Les casques audio fleurissent sur le marché : il y a en pour tous les goûts et toutes les bourses. Audio Technica nous propose deux nouveautés plutôt haut de gamme, un casque studio et un casque à atténuation de bruit. Est-ce qu'on casque pour un bon investissement ?

Mise à jour du 23/07/14 : nous avons essayé le ATH-M50x !

 

Nous avons reçu la mise à jour du ATH-M50, à savoir le ATH-M50x, qui reste identique à son ancêtre côté son et look. La seule différence se situe au niveau du câble, et c’est une très bonne nouvelle.
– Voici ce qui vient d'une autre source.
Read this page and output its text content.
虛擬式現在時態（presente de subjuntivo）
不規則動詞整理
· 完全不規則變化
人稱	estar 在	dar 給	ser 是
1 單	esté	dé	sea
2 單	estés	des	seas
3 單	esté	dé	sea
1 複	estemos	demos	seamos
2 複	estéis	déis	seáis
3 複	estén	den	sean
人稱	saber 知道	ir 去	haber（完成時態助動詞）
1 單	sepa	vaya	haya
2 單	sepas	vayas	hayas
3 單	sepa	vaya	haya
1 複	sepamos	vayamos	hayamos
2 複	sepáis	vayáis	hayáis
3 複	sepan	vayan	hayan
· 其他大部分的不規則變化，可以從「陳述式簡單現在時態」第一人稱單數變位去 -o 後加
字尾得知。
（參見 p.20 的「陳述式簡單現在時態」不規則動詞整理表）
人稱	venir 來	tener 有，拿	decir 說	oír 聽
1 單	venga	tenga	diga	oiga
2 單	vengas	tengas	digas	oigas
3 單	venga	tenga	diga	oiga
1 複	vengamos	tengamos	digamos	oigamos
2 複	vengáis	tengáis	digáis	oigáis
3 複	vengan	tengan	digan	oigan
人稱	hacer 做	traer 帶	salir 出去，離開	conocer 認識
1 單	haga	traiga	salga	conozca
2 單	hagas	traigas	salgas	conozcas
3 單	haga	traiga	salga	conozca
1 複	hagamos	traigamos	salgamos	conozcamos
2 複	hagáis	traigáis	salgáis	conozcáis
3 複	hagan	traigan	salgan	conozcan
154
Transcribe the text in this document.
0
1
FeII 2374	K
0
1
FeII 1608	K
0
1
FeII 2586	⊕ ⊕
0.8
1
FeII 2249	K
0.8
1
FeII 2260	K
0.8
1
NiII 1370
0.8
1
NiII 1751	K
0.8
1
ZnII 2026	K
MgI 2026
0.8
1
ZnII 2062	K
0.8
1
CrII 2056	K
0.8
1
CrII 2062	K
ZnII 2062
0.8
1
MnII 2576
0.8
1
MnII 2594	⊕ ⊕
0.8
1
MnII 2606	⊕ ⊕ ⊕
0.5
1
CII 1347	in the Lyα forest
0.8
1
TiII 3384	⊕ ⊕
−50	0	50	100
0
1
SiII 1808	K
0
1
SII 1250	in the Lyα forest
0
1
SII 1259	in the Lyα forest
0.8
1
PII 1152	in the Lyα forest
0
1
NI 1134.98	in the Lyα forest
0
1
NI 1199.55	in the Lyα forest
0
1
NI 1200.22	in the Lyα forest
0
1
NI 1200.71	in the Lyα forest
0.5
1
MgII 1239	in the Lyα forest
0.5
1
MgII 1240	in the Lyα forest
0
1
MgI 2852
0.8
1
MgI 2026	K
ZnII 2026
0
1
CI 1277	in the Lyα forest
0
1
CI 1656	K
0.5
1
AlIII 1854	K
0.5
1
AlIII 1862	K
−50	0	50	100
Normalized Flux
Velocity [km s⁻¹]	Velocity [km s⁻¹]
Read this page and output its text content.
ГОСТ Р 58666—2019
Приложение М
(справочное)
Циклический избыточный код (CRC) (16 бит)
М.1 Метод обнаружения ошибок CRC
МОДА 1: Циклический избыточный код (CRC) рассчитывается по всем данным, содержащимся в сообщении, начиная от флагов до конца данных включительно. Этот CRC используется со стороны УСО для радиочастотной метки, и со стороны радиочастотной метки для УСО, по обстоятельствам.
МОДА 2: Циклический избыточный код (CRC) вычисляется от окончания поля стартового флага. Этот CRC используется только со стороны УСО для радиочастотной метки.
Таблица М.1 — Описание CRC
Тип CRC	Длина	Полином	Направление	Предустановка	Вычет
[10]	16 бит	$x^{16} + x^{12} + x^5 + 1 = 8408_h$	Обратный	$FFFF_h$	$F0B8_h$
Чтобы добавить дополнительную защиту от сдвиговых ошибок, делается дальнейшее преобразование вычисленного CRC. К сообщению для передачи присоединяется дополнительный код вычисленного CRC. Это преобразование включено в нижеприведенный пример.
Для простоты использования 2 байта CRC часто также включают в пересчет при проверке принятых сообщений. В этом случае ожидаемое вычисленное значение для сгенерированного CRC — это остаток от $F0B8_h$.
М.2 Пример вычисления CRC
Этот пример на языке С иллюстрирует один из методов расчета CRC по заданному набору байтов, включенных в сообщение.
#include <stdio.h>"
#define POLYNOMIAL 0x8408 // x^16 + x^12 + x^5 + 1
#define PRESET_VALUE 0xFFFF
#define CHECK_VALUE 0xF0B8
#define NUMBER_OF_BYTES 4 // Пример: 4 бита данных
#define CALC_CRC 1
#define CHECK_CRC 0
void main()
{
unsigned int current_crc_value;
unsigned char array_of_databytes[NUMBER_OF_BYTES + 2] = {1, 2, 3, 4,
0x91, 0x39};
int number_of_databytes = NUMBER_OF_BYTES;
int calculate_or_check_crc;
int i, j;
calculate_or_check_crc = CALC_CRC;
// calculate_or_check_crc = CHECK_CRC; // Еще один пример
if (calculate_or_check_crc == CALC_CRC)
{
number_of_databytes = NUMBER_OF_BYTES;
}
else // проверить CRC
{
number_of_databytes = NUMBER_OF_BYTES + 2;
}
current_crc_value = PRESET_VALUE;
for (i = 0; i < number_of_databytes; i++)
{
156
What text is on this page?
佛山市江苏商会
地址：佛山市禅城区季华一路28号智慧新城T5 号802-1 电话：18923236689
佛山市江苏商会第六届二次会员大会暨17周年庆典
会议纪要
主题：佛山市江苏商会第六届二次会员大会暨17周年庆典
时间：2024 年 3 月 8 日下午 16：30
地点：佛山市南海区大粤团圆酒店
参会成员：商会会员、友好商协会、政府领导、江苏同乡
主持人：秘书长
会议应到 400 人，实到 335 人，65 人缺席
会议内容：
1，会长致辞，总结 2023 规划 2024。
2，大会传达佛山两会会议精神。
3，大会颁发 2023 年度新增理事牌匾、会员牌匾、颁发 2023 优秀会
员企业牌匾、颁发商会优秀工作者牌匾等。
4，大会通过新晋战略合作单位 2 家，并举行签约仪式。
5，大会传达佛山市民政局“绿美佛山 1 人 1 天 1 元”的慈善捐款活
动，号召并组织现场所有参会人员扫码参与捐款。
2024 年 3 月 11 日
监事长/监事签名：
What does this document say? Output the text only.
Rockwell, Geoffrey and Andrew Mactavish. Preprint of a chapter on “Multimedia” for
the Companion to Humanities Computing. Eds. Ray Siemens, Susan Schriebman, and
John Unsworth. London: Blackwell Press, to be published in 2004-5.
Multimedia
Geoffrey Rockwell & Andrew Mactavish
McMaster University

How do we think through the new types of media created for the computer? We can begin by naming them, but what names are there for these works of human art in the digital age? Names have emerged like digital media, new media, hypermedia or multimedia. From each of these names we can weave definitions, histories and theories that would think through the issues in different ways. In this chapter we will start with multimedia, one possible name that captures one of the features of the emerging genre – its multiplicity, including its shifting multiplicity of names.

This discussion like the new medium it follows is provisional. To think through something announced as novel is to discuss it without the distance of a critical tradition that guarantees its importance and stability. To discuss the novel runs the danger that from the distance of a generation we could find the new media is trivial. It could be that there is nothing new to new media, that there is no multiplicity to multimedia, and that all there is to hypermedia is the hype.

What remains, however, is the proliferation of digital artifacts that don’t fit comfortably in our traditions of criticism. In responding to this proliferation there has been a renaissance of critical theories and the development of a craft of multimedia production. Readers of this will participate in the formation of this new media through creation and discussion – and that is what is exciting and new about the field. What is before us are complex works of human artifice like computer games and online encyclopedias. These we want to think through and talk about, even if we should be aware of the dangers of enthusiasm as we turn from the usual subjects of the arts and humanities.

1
En effet, il est désormais détachable, et Audio-Technica a même le bon goût d'en fournir trois différents ! Le premier est torsadé et fait 1,2 mètre (extensible jusqu’à 3 mètres), le deuxième fait 3 mètres, mais reste droit et le dernier, parfait pour les nomades, est droit et ne fait que 1,2 mètre. Il y en a donc pour tous les goûts, autant en ballades qu’en home-studio. Un grand bravo à Audio-Technica qui corrige ainsi le seul véritable défaut du casque qui devient un incontournable.

Les casques audio fleurissent sur le marché : il y a en pour tous les goûts et toutes les bourses. Audio Technica nous propose deux nouveautés plutôt haut de gamme, un casque studio et un casque à atténuation de bruit. Est-ce qu'on casque pour un bon investissement ?

ATH-M50 : casque de studio

M50

À la prise de contact, la première chose qui frappe est la qualité de fabrication qui se dégage. Le casque pèse un certain poids et respire la qualité au toucher. Chaque pièce est très propre avec des assemblages parfaits. Les quelques puits de vis, placés à l'intérieur de l'arceau, sont plus que discrets. Bref, une belle pièce.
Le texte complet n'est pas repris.